Blockchain for Banking News

Singapore, JP Morgan, Temasek run blockchain trial of multi-currency payments

monetary authority of singapore MAS

Today the Monetary Authority of Singapore (MAS) announced it has completed a test of blockchain-based payments involving multiple currencies developed with JP Morgan and government-owned conglomerate Temasek. This is part of phase five of Project Ubin by MAS, a groundbreaking multi-year exploration of blockchain and Central Bank Digital Currencies.

The latest round of tests involved more than 40 institutions, same of them non-financial firms. The aims are to explore the commercial viability of the network as well as some specific features. These include the ability to enable multiple blockchain networks to interoperate.

Plus applications are being trialed such as the instant settlement of securities trades or Delivery versus Payments for private exchanges. Also for securities trading, conditional payments and escrow were tested. Additionally, the experiments involved trade finance and payment commitments in particular.

“J.P. Morgan is excited to be an infrastructure partner of MAS and Temasek for Phase 5 of Project Ubin,” said John Hunter, JP Morgan’s Global Head of Clearing and Interbank Information Network (IIN).

“By leveraging our key learnings from building the Interbank Information Network (IIN) and the JPM Coin, J.P. Morgan is well-positioned to support the development of a blockchain-based payments network and operate at scale.”

The IIN is a global network of several hundred financial institutions focused on payments. Its first application addressed anti-money laundering inquiries between banks which often delay cross border transactions. In addition to JPM Coin, JP Morgan is also the initiator of Quorum, currently the most popular enterprise blockchain version of Ethereum.

Most previous iterations of Project Ubin have focused on Central Bank Digital Currencies (CBDC). Given this experiment involved multiple currencies and only one Central Bank participant, we thought it may have used a mix of private currencies such as JPM Coin and CBDC. A MAS spokersperson responded to Ledger Insights’ queries:

“The project provides connectivity interfaces for the issuance of digital currencies on the network, by different partners which could be both central banks and commercial banks. Where the issuer is a central bank, the corresponding digital currency on the network would be what we commonly refer to as Central Bank Digital Currency (CBDC).

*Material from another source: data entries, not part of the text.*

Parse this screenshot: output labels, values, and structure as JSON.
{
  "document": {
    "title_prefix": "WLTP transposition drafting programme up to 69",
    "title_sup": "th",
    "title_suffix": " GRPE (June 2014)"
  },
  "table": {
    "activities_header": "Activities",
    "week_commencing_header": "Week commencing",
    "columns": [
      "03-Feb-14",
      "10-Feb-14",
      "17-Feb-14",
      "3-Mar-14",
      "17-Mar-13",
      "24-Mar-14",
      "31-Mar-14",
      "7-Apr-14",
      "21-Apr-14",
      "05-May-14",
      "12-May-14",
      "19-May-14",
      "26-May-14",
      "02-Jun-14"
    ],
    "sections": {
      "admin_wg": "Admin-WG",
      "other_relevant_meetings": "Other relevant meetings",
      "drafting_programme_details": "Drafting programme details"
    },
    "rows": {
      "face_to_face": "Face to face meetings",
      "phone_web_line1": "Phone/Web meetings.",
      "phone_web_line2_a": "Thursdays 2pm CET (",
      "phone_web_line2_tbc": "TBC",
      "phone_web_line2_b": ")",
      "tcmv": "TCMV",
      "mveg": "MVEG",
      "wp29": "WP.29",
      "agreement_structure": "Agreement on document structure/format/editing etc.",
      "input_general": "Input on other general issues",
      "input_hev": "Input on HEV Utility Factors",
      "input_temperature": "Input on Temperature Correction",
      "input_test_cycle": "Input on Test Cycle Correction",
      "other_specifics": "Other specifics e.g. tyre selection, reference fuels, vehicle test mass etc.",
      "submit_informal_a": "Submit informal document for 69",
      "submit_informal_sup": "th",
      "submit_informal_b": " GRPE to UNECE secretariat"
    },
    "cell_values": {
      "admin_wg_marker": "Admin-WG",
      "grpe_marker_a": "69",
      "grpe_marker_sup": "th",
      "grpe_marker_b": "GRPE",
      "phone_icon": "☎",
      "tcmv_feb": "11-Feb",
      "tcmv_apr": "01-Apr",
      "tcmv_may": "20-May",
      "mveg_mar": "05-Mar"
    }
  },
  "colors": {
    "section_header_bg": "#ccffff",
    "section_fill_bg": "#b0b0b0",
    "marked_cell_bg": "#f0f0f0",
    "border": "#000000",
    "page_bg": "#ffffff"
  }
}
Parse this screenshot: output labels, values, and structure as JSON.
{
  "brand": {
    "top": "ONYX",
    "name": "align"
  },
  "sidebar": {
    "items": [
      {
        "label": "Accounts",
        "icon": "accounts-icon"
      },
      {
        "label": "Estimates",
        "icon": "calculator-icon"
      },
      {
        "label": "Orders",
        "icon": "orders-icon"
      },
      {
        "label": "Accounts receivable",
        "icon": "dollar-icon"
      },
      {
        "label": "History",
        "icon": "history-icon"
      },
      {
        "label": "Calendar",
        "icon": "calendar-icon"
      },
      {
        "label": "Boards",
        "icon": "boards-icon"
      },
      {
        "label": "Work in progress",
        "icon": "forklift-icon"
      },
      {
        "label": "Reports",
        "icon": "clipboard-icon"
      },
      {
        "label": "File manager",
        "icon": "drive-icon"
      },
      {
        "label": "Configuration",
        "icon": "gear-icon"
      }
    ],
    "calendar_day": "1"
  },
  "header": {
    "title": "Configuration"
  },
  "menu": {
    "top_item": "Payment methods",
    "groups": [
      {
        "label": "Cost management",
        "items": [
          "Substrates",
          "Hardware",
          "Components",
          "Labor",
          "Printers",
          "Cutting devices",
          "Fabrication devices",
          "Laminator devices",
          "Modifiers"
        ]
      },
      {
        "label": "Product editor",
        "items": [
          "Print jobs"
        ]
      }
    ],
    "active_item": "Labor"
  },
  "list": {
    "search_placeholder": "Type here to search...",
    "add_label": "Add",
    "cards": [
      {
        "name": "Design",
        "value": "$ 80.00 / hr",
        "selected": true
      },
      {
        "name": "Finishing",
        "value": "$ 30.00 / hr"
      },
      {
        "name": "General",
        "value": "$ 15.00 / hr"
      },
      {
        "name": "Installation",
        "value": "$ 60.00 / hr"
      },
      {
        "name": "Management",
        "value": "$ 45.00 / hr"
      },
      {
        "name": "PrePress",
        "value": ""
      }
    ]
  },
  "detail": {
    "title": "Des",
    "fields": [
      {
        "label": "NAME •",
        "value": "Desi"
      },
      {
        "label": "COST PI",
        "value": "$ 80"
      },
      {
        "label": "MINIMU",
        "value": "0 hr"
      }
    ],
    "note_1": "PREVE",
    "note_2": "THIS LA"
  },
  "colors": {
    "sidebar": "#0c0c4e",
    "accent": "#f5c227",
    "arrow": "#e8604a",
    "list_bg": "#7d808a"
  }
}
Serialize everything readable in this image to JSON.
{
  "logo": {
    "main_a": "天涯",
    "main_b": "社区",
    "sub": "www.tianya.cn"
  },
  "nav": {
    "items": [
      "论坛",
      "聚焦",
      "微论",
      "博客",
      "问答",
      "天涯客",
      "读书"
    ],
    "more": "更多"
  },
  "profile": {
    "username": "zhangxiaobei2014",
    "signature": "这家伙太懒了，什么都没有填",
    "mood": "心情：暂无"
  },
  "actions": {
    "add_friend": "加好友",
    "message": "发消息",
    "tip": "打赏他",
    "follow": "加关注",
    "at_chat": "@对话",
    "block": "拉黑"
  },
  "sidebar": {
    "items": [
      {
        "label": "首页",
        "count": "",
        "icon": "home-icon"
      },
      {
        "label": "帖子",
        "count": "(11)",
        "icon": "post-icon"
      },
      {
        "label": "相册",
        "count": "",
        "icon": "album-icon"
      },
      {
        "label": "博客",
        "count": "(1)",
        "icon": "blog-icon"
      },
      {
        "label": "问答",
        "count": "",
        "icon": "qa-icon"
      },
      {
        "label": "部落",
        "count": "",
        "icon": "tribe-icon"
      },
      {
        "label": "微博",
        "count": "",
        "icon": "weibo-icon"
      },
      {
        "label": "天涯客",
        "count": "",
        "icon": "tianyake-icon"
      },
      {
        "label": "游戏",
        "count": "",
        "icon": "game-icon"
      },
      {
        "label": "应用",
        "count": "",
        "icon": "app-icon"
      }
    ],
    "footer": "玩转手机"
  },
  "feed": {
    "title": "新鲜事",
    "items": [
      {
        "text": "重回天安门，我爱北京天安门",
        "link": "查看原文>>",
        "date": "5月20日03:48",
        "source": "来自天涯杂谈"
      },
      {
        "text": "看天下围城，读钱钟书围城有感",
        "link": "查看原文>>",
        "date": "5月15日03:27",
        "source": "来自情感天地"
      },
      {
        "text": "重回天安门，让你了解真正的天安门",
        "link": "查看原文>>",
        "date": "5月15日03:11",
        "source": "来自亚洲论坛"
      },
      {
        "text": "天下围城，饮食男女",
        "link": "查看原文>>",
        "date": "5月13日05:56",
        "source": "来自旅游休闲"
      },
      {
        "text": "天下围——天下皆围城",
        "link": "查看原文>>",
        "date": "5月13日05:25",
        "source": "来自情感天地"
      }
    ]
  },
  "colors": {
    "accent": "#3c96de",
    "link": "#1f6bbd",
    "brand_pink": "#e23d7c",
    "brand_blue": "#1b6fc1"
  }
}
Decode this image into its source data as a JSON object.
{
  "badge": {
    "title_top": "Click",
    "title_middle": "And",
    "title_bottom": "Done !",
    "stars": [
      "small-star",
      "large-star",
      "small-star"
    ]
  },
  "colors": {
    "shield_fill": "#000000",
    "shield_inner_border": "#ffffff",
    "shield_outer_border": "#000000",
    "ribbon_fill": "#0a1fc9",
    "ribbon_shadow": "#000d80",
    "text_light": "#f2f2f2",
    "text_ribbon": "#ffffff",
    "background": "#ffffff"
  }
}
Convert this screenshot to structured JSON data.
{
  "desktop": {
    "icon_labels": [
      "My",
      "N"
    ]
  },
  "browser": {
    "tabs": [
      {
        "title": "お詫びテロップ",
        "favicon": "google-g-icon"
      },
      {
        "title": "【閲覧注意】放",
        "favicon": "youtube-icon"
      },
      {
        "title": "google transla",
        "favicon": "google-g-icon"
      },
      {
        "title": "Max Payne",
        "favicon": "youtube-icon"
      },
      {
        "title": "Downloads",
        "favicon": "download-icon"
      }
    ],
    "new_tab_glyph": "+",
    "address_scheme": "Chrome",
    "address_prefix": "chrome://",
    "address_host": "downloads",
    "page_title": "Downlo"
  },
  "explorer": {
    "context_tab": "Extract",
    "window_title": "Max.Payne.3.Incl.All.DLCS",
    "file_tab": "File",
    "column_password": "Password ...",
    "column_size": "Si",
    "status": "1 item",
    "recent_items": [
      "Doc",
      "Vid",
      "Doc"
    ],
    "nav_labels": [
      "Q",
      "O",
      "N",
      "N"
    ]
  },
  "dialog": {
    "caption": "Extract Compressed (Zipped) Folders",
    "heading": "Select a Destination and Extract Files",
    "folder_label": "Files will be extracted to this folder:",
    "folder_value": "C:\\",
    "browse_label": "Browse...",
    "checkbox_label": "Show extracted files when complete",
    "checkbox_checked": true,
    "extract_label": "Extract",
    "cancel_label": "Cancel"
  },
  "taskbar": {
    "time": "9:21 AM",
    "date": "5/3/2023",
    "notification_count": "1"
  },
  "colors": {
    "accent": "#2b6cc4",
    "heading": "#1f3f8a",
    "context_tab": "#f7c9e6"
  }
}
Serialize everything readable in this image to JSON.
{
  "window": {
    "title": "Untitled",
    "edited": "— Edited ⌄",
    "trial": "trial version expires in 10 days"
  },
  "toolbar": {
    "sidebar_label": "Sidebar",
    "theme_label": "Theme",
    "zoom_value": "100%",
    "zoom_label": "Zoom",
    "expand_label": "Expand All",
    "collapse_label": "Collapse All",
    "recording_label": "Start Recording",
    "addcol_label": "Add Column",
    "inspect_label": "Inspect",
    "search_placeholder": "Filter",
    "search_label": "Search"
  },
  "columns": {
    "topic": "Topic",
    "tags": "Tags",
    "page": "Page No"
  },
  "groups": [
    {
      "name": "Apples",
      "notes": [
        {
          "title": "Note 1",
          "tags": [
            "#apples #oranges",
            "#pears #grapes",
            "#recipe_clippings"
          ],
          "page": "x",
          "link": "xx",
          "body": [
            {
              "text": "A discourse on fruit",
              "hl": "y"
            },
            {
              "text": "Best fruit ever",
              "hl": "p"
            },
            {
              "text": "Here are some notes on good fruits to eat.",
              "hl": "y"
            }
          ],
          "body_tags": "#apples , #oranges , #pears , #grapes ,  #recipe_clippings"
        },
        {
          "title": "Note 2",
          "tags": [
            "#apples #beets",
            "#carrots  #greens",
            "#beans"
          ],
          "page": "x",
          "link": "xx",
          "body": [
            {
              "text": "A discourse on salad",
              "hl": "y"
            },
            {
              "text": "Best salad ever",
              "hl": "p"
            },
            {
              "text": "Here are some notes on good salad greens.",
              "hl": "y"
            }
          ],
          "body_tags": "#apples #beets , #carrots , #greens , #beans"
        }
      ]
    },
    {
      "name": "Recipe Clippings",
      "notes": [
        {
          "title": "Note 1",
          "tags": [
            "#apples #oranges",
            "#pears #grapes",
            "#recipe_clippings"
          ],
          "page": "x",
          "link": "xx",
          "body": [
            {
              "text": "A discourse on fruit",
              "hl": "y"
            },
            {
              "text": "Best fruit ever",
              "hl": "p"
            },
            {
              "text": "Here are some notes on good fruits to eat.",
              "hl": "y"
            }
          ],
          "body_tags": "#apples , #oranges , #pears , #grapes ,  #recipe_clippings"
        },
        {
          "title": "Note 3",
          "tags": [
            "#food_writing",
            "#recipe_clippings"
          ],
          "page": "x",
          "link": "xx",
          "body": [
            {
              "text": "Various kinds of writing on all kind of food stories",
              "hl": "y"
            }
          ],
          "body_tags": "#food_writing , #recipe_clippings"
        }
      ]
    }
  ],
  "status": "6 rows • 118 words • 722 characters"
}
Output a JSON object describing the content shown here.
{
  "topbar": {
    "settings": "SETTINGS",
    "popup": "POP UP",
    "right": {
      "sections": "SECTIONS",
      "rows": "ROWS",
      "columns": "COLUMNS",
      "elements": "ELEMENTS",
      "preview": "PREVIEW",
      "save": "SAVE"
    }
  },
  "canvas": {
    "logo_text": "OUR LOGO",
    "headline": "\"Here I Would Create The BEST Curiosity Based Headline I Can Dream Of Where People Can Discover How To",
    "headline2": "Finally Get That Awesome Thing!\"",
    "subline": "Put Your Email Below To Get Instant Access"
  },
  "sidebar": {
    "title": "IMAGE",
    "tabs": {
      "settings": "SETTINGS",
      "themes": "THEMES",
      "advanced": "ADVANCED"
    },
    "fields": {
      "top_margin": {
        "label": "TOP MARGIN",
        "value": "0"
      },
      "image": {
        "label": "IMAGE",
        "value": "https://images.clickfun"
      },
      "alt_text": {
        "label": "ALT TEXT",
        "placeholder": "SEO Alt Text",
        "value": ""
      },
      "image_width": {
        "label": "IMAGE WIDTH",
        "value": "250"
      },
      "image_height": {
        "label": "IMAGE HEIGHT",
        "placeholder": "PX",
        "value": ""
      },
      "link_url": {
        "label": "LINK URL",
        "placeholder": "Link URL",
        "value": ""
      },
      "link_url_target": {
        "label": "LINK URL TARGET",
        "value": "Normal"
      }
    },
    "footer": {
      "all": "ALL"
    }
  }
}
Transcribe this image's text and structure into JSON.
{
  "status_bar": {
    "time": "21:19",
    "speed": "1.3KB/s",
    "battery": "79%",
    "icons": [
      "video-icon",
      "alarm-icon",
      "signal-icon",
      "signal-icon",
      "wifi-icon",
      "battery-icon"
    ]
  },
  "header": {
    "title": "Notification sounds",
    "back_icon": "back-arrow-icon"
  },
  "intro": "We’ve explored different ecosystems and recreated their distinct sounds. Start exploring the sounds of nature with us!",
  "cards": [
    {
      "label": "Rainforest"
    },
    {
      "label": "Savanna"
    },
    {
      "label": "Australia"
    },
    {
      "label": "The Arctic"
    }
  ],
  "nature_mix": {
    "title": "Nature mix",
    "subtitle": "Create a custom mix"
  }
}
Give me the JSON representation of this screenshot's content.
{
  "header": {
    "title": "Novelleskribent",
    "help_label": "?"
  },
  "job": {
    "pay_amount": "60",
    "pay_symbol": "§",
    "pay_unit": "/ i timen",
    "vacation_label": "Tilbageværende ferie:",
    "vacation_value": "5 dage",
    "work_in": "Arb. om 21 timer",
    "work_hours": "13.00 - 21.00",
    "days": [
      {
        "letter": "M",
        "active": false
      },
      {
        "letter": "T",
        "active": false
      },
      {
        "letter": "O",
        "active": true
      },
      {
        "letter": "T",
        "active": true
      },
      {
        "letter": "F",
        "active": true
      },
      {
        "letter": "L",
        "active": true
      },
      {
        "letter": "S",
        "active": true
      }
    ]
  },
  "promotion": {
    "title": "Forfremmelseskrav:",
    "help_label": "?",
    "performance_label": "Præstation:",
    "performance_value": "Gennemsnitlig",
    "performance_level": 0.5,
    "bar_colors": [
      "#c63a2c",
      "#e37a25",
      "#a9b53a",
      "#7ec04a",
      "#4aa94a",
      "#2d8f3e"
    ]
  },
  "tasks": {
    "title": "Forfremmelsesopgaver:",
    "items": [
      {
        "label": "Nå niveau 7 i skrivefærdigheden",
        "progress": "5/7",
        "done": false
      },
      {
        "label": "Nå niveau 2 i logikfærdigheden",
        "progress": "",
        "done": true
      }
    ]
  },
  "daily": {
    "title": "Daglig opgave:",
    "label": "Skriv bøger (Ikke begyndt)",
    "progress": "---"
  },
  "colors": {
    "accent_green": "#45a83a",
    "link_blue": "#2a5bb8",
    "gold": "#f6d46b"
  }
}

Where the issuer is a commercial bank, the corresponding digital currency would be commercial bank money, and this is similar to off-shore foreign currency clearing.”

“We are encouraging further collaboration with other central banks, as well as commercial banks, to explore possible cross-border collaboration that may use other blockchain platforms or technology solutions, and to include other foreign currencies on the Ubin test network.”

“The platform has been implemented on the Quorum blockchain, leveraging prior work done on Phase 4 (Jasper-Ubin integration with Bank of Canada) and J.P. Morgan’s work on Interbank Information Network (IIN) and JPM Coin.”

Sopnendu Mohanty, Chief FinTech Officer, MAS, expressed a hope that MAS’s experiments would encourage other trials. As with previous rounds of Project Ubin, a report will be published in early 2020, this time written by Accenture.

“We look forward to linking up with more blockchain networks to improve cross-border connectivity,” said Mohanty. “This will be a big step forward in making cross-border transactions faster, cheaper, and safer.”

Project Ubin has been through five phases. In the first, MAS collaborated with R3 for inter-bank payment trials. In the second it developed three separate prototypes, using R3’s Corda, Hyperledger Fabric and JP Morgan’s Quorum, and published the open-sourced code.

Next, it worked with the Singapore Exchange (SGX) on instant settlement for tokenized assets. And the recent fourth phase involved experiments with two other central banks, the Bank of England and Bank of Canada. The latter has its own high profile Project Jasper, and the two central banks tested cross border, cross currency payments.

Notably, Accenture has been the technology partner for Project Jasper. It’s now writing the report for Project Ubin. And it also recently partnered with SAP to announce a technology platform to enable banks to adopt CBDC alongside existing real time payments infrastructures.

Update: The response from a MAS spokesperson has been added.